Money laundering, financial fraud to undermine PH economy—IMFBy Cathy Yamsuan
Philippine Daily Inquirer
MANILA, Philippines—The International Monetary Fund’s (IMF) recent warning that money laundering and other illegal finance-related activities could undermine a country’s financial system has made it urgent for Congress to pass the second round of amendments to the Anti-Money Money Laundering Act (AMLA).
Senate blue ribbon chairman Teofisto Guingona III said the perception that Filipino banks have been accommodating deposits from illegal transactions “affect investors’ perception on whether or not we have a safe banking system.
“A weak anti-money laundering legal framework discourages legitimate banking activities and invites instead criminals who seek to make the Philippines a safe haven for their unlawfully acquired money,” he added.
The IMF, in its December 14, 2012 report, said money laundering, terrorist financing and the related predicate crimes could undermine the stability of a country’s financial system.
Illegal money would most likely remain unaccounted for and affect the government data, the IMF said.
Due to its failure to update the AMLA, the Philippines is under pressure from the Finance Action Task Force (FATF), a global agency that monitors money laundering and terrorist-financing activities.
The FATF wants the country to amend the AMLA so that transactions including the purchase of big-ticket jewelry, real estate and other purchases that can be used to disguise illegally acquired currency would be included in the list of monitored activities.
The second set of AMLA amendments proposes to expand the list of “unlawful activities” including terrorism, conspiracy to commit terrorism, bribery, frauds and illegal exaction.

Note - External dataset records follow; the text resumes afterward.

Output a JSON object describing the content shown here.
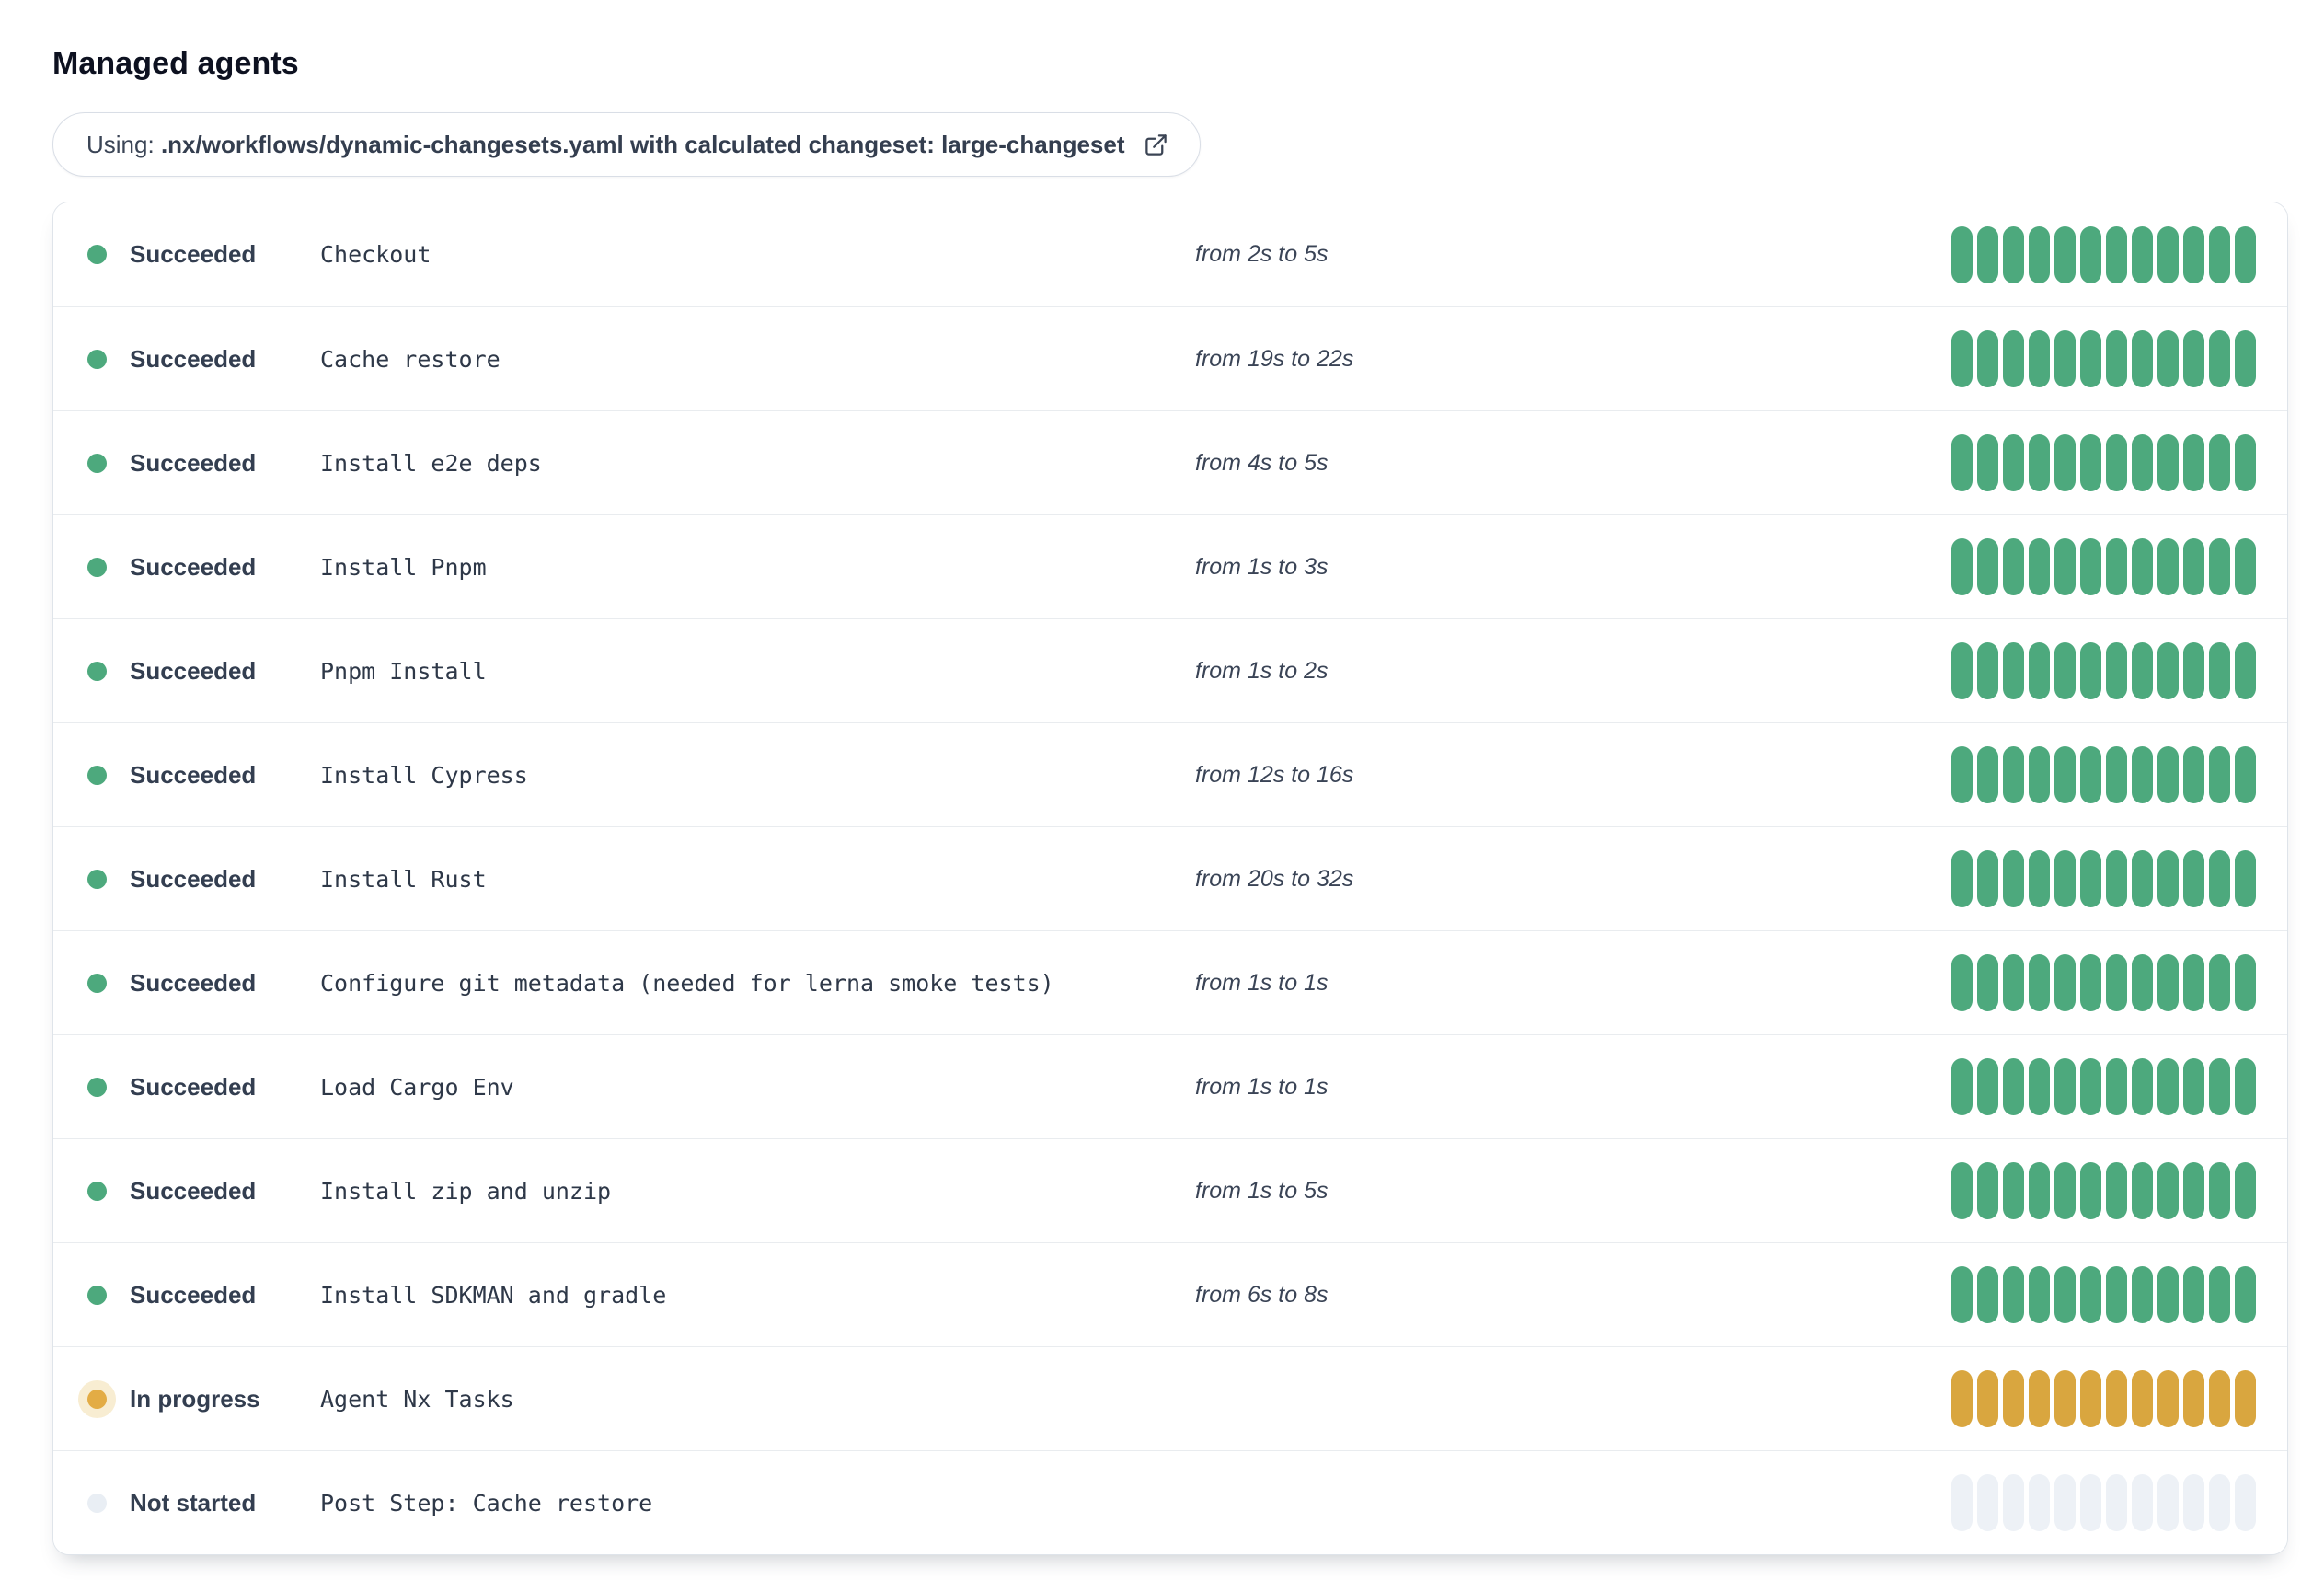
{
  "page": {
    "title": "Managed agents"
  },
  "banner": {
    "prefix": "Using:",
    "workflow": ".nx/workflows/dynamic-changesets.yaml with calculated changeset: large-changeset",
    "icon": "external-link-icon"
  },
  "colors": {
    "succeeded": "#4DA97D",
    "in_progress": "#D9A63F",
    "in_progress_halo": "#F8EDD2",
    "not_started": "#EDF1F6"
  },
  "progress": {
    "segments_per_row": 12
  },
  "steps": [
    {
      "status": "succeeded",
      "status_label": "Succeeded",
      "name": "Checkout",
      "duration": "from 2s to 5s"
    },
    {
      "status": "succeeded",
      "status_label": "Succeeded",
      "name": "Cache restore",
      "duration": "from 19s to 22s"
    },
    {
      "status": "succeeded",
      "status_label": "Succeeded",
      "name": "Install e2e deps",
      "duration": "from 4s to 5s"
    },
    {
      "status": "succeeded",
      "status_label": "Succeeded",
      "name": "Install Pnpm",
      "duration": "from 1s to 3s"
    },
    {
      "status": "succeeded",
      "status_label": "Succeeded",
      "name": "Pnpm Install",
      "duration": "from 1s to 2s"
    },
    {
      "status": "succeeded",
      "status_label": "Succeeded",
      "name": "Install Cypress",
      "duration": "from 12s to 16s"
    },
    {
      "status": "succeeded",
      "status_label": "Succeeded",
      "name": "Install Rust",
      "duration": "from 20s to 32s"
    },
    {
      "status": "succeeded",
      "status_label": "Succeeded",
      "name": "Configure git metadata (needed for lerna smoke tests)",
      "duration": "from 1s to 1s"
    },
    {
      "status": "succeeded",
      "status_label": "Succeeded",
      "name": "Load Cargo Env",
      "duration": "from 1s to 1s"
    },
    {
      "status": "succeeded",
      "status_label": "Succeeded",
      "name": "Install zip and unzip",
      "duration": "from 1s to 5s"
    },
    {
      "status": "succeeded",
      "status_label": "Succeeded",
      "name": "Install SDKMAN and gradle",
      "duration": "from 6s to 8s"
    },
    {
      "status": "in_progress",
      "status_label": "In progress",
      "name": "Agent Nx Tasks",
      "duration": ""
    },
    {
      "status": "not_started",
      "status_label": "Not started",
      "name": "Post Step: Cache restore",
      "duration": ""
    }
  ]
}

It also extends the definition of money laundering as a crime where it outlaws the proceeds of illegal activities that are transacted, converted, transferred, disposed of, moved, acquired, possessed, used, concealed or disguised.
Failure by Congress to approve the second set of AMLA amendments by the first quarter of the year would find the Philippines joining the FATF’s blacklist and make it more difficult to engage in international monetary transactions such as remittances from overseas Filipino workers.
Guingona said the Senate would discuss the AMLA amendments during the resumption of Congress session on Jan. 21.